Maria Orska (Russian: ????? ??????; March 16, 1893 - May 16, 1930) was an important actress of the German theater and cinema in the 1920s.
Maria Orska was born as Rachel Blindermann in 1893, of a Jewish family, in a city of Mykolaiv (Russian: Nikolaev), not far from Odessa, in what is now Ukraine, at the time a part of Russian Empire.
Just before World War I Maria Orska moved to Wien, Hamburg and Berlin in 1915.
She spoke fluently German, French, Italian, Russian and Polish.
Eldest child of Habrán Moiseyvich Blindermann (Lawyer) and Augusta Frankfurter.
In Berlin, Maria Orska worked with Rudolf Bernauer in the Hebbel Theater, Max Reinhardt and was famous for her parts in theater plays by Strindberg, Wedekind and Pirandello.
She also gained national popularity in Germany for her film parts, although theater was always more important to her.
Her first movie Dämon und Mensch (1915) was produced by Jules Greenbaum, one of the pioniers of the German cinema, who discovered cinema during his 20 years long stay in Chicago and migrated back to Germany in 1895.
Most of her movies were produced by Alfred Maack, director and producer employed by Greenbaum.
She was sometimes credited in films and film publicity materials as Maria Daisy Orska.
Oskar Kokoschka drew in 1922, a famous portrait of her, now kept as a lithograph in collections of several museums.
Orska married an important Jewish banker from Berlin in November 12/1920, much older than she was, Baron Hans von Bleichröder (son of Gerson von Bleichröder) and took a name of Baroness von Bleichröder.
They were divorced in 1925.
Maria Orska's lover, a wealthy Jewish industrialist and geologist Julius Heinrich Koritschoner from Vienna, shot himself in Constantinople in 1928, writing before death a letter to Orska.
His morphine addiction is thought to have made him suicidal.
Maria Orska's sister Gabryela Marchesa di Serra Mantschedda, married to an Italian aristocrat, committed suicide in 1926 by hanging herself on a curtain rope in a Berlin hotel, after a heated argument with Maria.
Her youngest brother, Edwin Orska, aviator of the Russian Empire Air Force, survived the Bolshevik Revolution and lived in Berlin until 1937.

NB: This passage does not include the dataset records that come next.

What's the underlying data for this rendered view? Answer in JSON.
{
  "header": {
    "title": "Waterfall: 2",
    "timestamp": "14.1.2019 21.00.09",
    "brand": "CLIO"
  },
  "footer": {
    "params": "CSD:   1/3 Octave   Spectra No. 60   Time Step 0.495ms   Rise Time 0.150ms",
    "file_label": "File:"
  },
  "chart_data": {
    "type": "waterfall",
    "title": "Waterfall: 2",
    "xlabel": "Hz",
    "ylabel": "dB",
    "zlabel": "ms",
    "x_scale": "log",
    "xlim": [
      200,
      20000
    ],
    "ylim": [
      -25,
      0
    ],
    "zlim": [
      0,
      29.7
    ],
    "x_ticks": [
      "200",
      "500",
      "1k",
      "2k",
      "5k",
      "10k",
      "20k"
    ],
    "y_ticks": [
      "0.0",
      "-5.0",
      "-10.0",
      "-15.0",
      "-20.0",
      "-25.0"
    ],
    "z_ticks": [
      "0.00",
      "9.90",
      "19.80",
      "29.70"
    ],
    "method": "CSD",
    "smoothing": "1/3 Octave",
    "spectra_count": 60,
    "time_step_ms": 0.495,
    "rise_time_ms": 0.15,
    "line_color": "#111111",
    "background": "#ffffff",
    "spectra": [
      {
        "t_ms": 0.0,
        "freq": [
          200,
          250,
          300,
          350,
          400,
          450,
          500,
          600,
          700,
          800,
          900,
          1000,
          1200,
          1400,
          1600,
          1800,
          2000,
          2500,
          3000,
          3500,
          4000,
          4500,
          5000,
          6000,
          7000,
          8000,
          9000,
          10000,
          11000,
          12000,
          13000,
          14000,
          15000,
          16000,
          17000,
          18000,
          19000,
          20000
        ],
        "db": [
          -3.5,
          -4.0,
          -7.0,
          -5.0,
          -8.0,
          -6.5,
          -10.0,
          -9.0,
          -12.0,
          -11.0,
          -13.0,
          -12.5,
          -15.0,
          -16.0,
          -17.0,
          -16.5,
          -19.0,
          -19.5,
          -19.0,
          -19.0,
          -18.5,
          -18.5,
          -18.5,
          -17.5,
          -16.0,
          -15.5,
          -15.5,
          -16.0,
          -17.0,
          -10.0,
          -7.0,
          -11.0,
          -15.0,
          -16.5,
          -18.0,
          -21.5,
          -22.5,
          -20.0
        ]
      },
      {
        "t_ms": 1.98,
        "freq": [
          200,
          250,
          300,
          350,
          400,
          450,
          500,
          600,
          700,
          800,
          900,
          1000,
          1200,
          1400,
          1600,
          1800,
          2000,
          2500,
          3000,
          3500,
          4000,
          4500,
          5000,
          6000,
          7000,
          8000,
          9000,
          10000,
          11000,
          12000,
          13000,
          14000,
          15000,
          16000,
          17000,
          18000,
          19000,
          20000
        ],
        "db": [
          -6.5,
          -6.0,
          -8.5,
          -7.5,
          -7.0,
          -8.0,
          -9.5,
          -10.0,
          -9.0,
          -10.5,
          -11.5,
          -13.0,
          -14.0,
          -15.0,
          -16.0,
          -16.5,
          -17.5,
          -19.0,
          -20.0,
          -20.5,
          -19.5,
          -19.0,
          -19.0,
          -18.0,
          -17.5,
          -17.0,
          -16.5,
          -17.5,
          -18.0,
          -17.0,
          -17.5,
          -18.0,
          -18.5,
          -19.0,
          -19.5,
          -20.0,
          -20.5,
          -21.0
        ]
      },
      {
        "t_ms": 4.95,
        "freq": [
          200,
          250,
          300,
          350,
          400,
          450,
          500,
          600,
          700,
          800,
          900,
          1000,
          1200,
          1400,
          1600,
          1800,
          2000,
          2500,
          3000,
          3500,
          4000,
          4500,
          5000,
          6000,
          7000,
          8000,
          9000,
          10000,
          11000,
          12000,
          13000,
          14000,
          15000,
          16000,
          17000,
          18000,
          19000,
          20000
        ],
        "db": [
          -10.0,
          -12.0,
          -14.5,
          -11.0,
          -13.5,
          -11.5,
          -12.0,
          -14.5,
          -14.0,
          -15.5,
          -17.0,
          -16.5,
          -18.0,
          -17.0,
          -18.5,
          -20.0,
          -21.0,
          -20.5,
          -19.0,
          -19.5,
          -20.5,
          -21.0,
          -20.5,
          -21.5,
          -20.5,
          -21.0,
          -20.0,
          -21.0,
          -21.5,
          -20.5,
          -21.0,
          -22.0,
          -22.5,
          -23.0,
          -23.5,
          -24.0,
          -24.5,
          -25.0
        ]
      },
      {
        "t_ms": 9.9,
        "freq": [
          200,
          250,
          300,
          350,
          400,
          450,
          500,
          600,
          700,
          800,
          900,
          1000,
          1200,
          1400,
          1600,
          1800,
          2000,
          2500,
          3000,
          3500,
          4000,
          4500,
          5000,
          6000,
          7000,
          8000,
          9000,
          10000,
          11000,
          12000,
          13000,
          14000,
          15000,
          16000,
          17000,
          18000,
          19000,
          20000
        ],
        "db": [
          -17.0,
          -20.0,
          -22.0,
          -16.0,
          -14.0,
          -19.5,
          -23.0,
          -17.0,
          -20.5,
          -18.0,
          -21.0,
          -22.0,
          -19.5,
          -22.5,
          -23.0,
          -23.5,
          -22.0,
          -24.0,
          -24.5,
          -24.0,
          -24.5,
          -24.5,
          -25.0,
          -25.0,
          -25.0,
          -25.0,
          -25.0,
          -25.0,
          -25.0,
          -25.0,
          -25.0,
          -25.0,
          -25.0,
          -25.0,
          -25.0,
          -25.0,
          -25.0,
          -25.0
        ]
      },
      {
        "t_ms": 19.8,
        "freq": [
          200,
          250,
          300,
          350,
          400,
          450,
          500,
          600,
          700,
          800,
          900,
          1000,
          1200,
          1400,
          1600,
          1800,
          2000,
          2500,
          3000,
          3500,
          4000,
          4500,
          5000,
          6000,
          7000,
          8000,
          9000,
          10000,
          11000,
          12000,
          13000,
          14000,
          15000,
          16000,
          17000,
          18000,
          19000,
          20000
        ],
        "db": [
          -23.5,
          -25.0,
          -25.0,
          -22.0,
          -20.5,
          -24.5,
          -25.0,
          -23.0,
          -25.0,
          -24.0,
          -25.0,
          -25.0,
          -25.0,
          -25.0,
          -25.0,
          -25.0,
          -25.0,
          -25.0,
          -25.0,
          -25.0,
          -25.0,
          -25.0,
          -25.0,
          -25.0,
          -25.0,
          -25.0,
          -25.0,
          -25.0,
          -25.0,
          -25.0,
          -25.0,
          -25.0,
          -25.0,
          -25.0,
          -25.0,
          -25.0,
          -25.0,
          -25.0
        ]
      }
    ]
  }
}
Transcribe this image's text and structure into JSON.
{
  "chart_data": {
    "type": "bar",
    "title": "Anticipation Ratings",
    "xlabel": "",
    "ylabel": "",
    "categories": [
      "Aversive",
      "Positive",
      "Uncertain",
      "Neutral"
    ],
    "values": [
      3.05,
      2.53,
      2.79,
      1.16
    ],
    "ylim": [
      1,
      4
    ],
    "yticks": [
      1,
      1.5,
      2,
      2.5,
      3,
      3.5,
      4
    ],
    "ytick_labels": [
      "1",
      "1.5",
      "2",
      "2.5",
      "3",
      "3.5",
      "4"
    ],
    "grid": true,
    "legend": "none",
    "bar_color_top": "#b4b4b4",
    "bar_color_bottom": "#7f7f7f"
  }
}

He married in Ecuador South America in 1938.
Died in Quito in 1966 at the age of 71.
Maria Orska had an enormous popularity in Central Europe of the 1920s.
Her stage performances at the Hebbel-Theater in the Kreuzberg district were seen as extraordinary by the Berlin audience of that era.
Her photographs appeared on covers of magazines, postcards with her portraits were distributed all over that part of the continent.
Maria Orska committed suicide in 1930, in Vienna.
Some people speculate that an addiction to morphine had a decisive influence on the last years of her life.